Deteriorating mental health of Dutch youth, especially girls, a serious issue: Research
The mental health of teenagers in the Netherlands deteriorated in the past years. Girls in secondary education especially report more emotional-, behavioral, and concentration problems than five years earlier, according to a study by Utrecht University and the Trimbos Instituut among 4,800 school children between the ages of 12 and 16.
Boys in secondary education also reported more mental health problems in the autumn of 2022 than in 2017. But the increase in issues among girls in this age group is “worrying,’ the researchers said. Nearly half (47 percent) of girls report often being worried, anxious, and unhappy, compared to 29 percent in 2017. The score that girls give their lives dropped from 7.3 in 2017 to 6.7 last year. Among boys, it fell from 7.8 to 7.5 out of ten.
According to the researchers, the difference between boys and girls here may be that girls experience more stress from schoolwork. This type of stress was high among all school students last year. Girls in secondary education are also less optimistic about their relationships with their parents, friends, classmates, and teachers than in 2017.
Social developments like the war in Ukraine, climate change, and the energy crisis may also be impacting teenagers’ mental health, the researchers said.
Gonneke Stevens, professor of youth welfare at Utrecht University and the study's leader, didn’t expect vast improvements in young people’s mental health after the clear deterioration during the pandemic. But it is remarkable that not a single indicator improved compared to 2021. “The level of mental health problems in 2022 was still very high, especially among girls in secondary education.”
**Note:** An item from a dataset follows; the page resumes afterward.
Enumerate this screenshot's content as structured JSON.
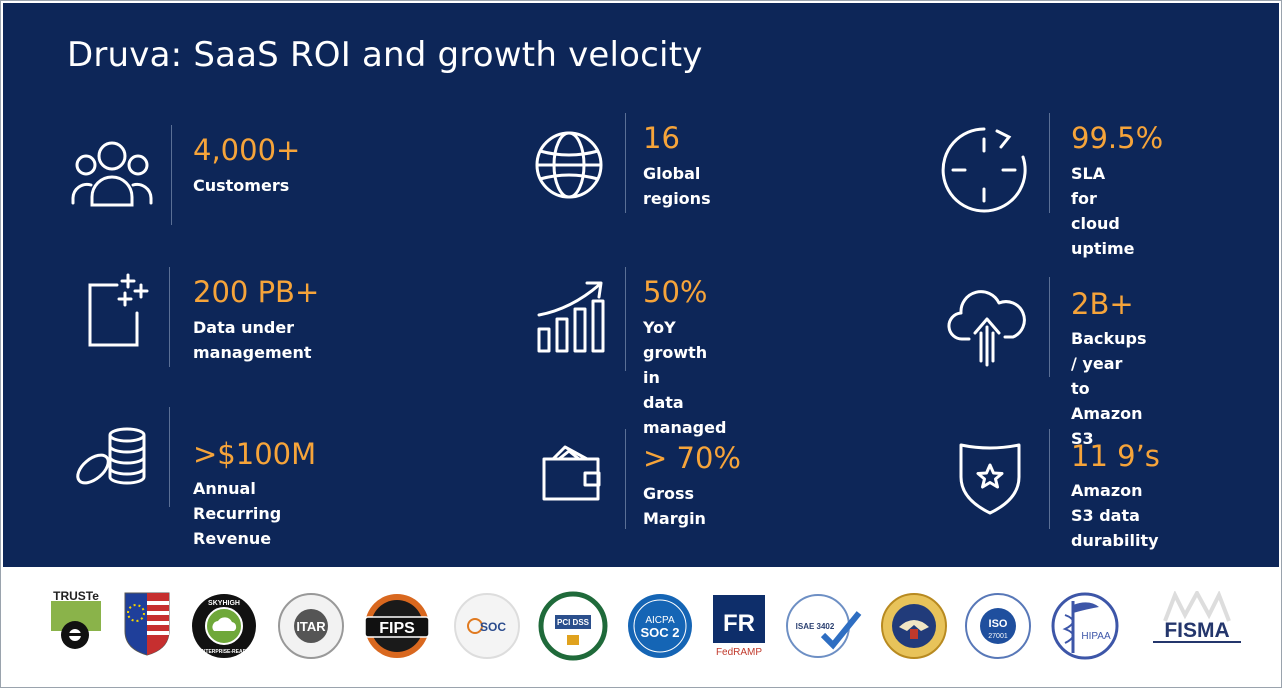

The researchers also noted a sharp increase in teenagers who used social media intensively last year. “We see this increase among boys and girls in primary and secondary education,” Stevens said. Especially the use of TikTok increased significantly.
The researchers stressed that, on average, intensive social media use is not associated with mental health problems. So this increase in social media use should not cause an increase in problems. But Stevens is still concerned. “In the longer term, an increase in intensive social media use can lead to an increase in problematic social media use for some young people, and thus to an increase in mental health problems.”